There are certain objects from history that people insist on treating with reverence simply because they are ancient. The amphora is one of them. Museums display them with solemn lighting as though they represent the apex of practical design. Historians stroke their chins about Mediterranean trade networks. Archaeologists lovingly catalogue fragments of them by the thousand.
It is, however, a clay bottle that cannot stand up. That seems quite an important design flaw to have overlooked for several centuries.
The ancient Greeks gave us philosophy, geometry and democracy, then apparently looked at a storage container continuously falling over and thought, "Yes. This is the future." The thing has a pointed bottom like a ceramic artillery shell. You cannot just place it on the floor. It has to be wedged into sand, slotted into racks, or supported by other amphorae in some sort of giant wine-based game of structural engineering.
The usual defence is that they stacked well in ships. Fine. So do shopping trolleys, but I would not want to drink from one.
Meanwhile somewhere in prehistoric northern Europe, the so-called Bell Beaker culture people, who were basically wandering about in skins dragging bits of bronze through muddy forests, had already stumbled upon the revolutionary insight that containers should preferably remain upright when unattended. You can almost picture the exchange.
"Behold, our advanced Mediterranean civilisation."
"Very impressive. Why does your bottle need scaffolding?"
The Romans eventually began shifting towards barrels, particularly in northern Europe, and you can see why. A barrel can be rolled, stacked, repaired, stood upright and generally treated like an object intended for actual human use. The amphora, by contrast, feels like something optimised entirely around galley cargo density by an early logistics consultant who had never personally carried one.

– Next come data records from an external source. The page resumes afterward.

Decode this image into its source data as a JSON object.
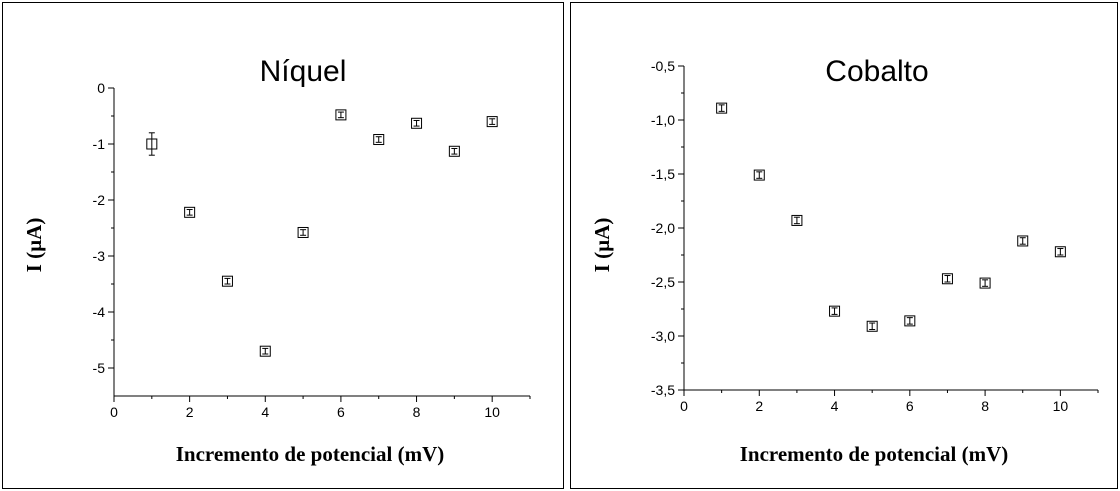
{
  "chart_data": [
    {
      "type": "scatter",
      "title": "Níquel",
      "xlabel": "Incremento de potencial (mV)",
      "ylabel": "I (µA)",
      "xlim": [
        0,
        11
      ],
      "ylim": [
        -5.5,
        0
      ],
      "xticks": [
        0,
        2,
        4,
        6,
        8,
        10
      ],
      "xtick_labels": [
        "0",
        "2",
        "4",
        "6",
        "8",
        "10"
      ],
      "yticks": [
        0,
        -1,
        -2,
        -3,
        -4,
        -5
      ],
      "ytick_labels": [
        "0",
        "-1",
        "-2",
        "-3",
        "-4",
        "-5"
      ],
      "x": [
        1,
        2,
        3,
        4,
        5,
        6,
        7,
        8,
        9,
        10
      ],
      "y": [
        -1.0,
        -2.22,
        -3.45,
        -4.7,
        -2.58,
        -0.48,
        -0.92,
        -0.63,
        -1.13,
        -0.6
      ],
      "error": [
        0.2,
        0.05,
        0.05,
        0.05,
        0.05,
        0.05,
        0.05,
        0.05,
        0.05,
        0.05
      ],
      "marker": "open-square",
      "grid": false
    },
    {
      "type": "scatter",
      "title": "Cobalto",
      "xlabel": "Incremento de potencial (mV)",
      "ylabel": "I (µA)",
      "xlim": [
        0,
        11
      ],
      "ylim": [
        -3.5,
        -0.5
      ],
      "xticks": [
        0,
        2,
        4,
        6,
        8,
        10
      ],
      "xtick_labels": [
        "0",
        "2",
        "4",
        "6",
        "8",
        "10"
      ],
      "yticks": [
        -0.5,
        -1.0,
        -1.5,
        -2.0,
        -2.5,
        -3.0,
        -3.5
      ],
      "ytick_labels": [
        "-0,5",
        "-1,0",
        "-1,5",
        "-2,0",
        "-2,5",
        "-3,0",
        "-3,5"
      ],
      "x": [
        1,
        2,
        3,
        4,
        5,
        6,
        7,
        8,
        9,
        10
      ],
      "y": [
        -0.89,
        -1.51,
        -1.93,
        -2.77,
        -2.91,
        -2.86,
        -2.47,
        -2.51,
        -2.12,
        -2.22
      ],
      "error": [
        0.03,
        0.03,
        0.03,
        0.03,
        0.03,
        0.03,
        0.03,
        0.03,
        0.03,
        0.03
      ],
      "marker": "open-square",
      "grid": false
    }
  ]
}
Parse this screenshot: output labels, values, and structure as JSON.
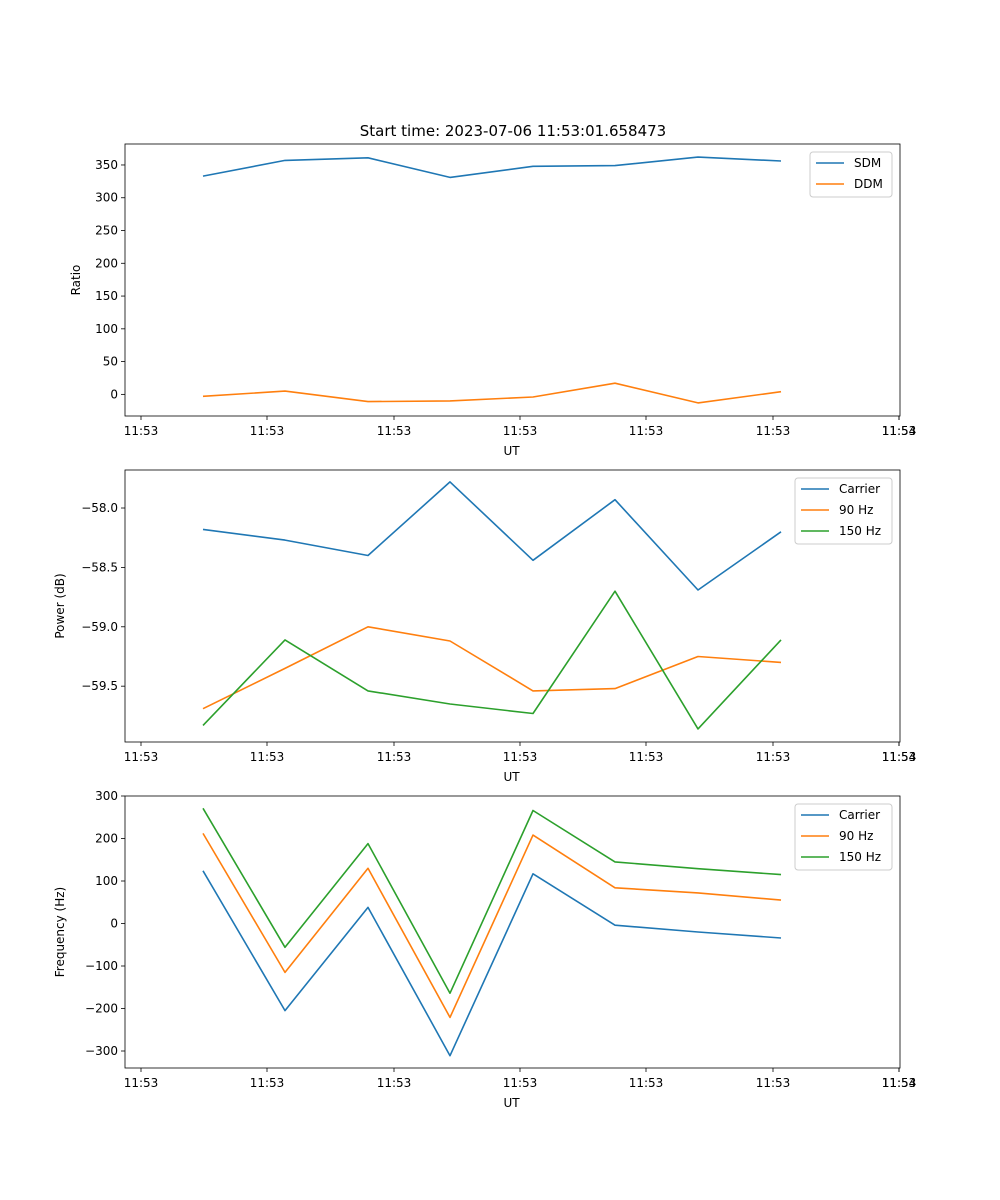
{
  "figure_title": "Start time: 2023-07-06 11:53:01.658473",
  "colors": {
    "blue": "#1f77b4",
    "orange": "#ff7f0e",
    "green": "#2ca02c"
  },
  "chart_data": [
    {
      "type": "line",
      "title": "Start time: 2023-07-06 11:53:01.658473",
      "xlabel": "UT",
      "ylabel": "Ratio",
      "x_tick_labels": [
        "11:53",
        "11:53",
        "11:53",
        "11:53",
        "11:53",
        "11:53",
        "11:53"
      ],
      "x_last_tick_label": "11:54",
      "ylim": [
        -33,
        382
      ],
      "y_ticks": [
        0,
        50,
        100,
        150,
        200,
        250,
        300,
        350
      ],
      "y_tick_labels": [
        "0",
        "50",
        "100",
        "150",
        "200",
        "250",
        "300",
        "350"
      ],
      "legend_position": "upper right",
      "series": [
        {
          "name": "SDM",
          "color": "#1f77b4",
          "values": [
            333,
            357,
            361,
            331,
            348,
            349,
            362,
            356
          ]
        },
        {
          "name": "DDM",
          "color": "#ff7f0e",
          "values": [
            -3,
            5,
            -11,
            -10,
            -4,
            17,
            -13,
            4
          ]
        }
      ]
    },
    {
      "type": "line",
      "xlabel": "UT",
      "ylabel": "Power (dB)",
      "x_tick_labels": [
        "11:53",
        "11:53",
        "11:53",
        "11:53",
        "11:53",
        "11:53",
        "11:53"
      ],
      "x_last_tick_label": "11:54",
      "ylim": [
        -59.97,
        -57.68
      ],
      "y_ticks": [
        -59.5,
        -59.0,
        -58.5,
        -58.0
      ],
      "y_tick_labels": [
        "−59.5",
        "−59.0",
        "−58.5",
        "−58.0"
      ],
      "legend_position": "upper right",
      "series": [
        {
          "name": "Carrier",
          "color": "#1f77b4",
          "values": [
            -58.18,
            -58.27,
            -58.4,
            -57.78,
            -58.44,
            -57.93,
            -58.69,
            -58.2
          ]
        },
        {
          "name": "90 Hz",
          "color": "#ff7f0e",
          "values": [
            -59.69,
            -59.35,
            -59.0,
            -59.12,
            -59.54,
            -59.52,
            -59.25,
            -59.3
          ]
        },
        {
          "name": "150 Hz",
          "color": "#2ca02c",
          "values": [
            -59.83,
            -59.11,
            -59.54,
            -59.65,
            -59.73,
            -58.7,
            -59.86,
            -59.11
          ]
        }
      ]
    },
    {
      "type": "line",
      "xlabel": "UT",
      "ylabel": "Frequency (Hz)",
      "x_tick_labels": [
        "11:53",
        "11:53",
        "11:53",
        "11:53",
        "11:53",
        "11:53",
        "11:53"
      ],
      "x_last_tick_label": "11:54",
      "ylim": [
        -340,
        300
      ],
      "y_ticks": [
        -300,
        -200,
        -100,
        0,
        100,
        200,
        300
      ],
      "y_tick_labels": [
        "−300",
        "−200",
        "−100",
        "0",
        "100",
        "200",
        "300"
      ],
      "legend_position": "upper right",
      "series": [
        {
          "name": "Carrier",
          "color": "#1f77b4",
          "values": [
            124,
            -205,
            38,
            -311,
            117,
            -4,
            -20,
            -34
          ]
        },
        {
          "name": "90 Hz",
          "color": "#ff7f0e",
          "values": [
            212,
            -115,
            130,
            -221,
            208,
            84,
            72,
            55
          ]
        },
        {
          "name": "150 Hz",
          "color": "#2ca02c",
          "values": [
            271,
            -56,
            188,
            -164,
            266,
            145,
            129,
            115
          ]
        }
      ]
    }
  ]
}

And this is the thing about civilisations. Intelligence is rarely evenly distributed. One society invents abstract mathematics but cannot design practical kitchenware. Another masters durable storage but lives in round huts. Human progress is less a majestic march forwards than a drunken shopping trolley veering between brilliance and absurdity.
I suspect a lot of ancient dockworkers privately hated amphorae. You do not carry a two-handled clay torpedo full of olive oil down a hot quay without occasionally muttering that there must be a better way of doing this. Somewhere there was probably an Aegean equivalent of a man in a tavern saying, "You know what this needs? A flat bottom."
At which point everyone ignored him for another five hundred years because tradition, civilisation, and cultural heritage are often just expensive ways of saying, "We've always done it like this."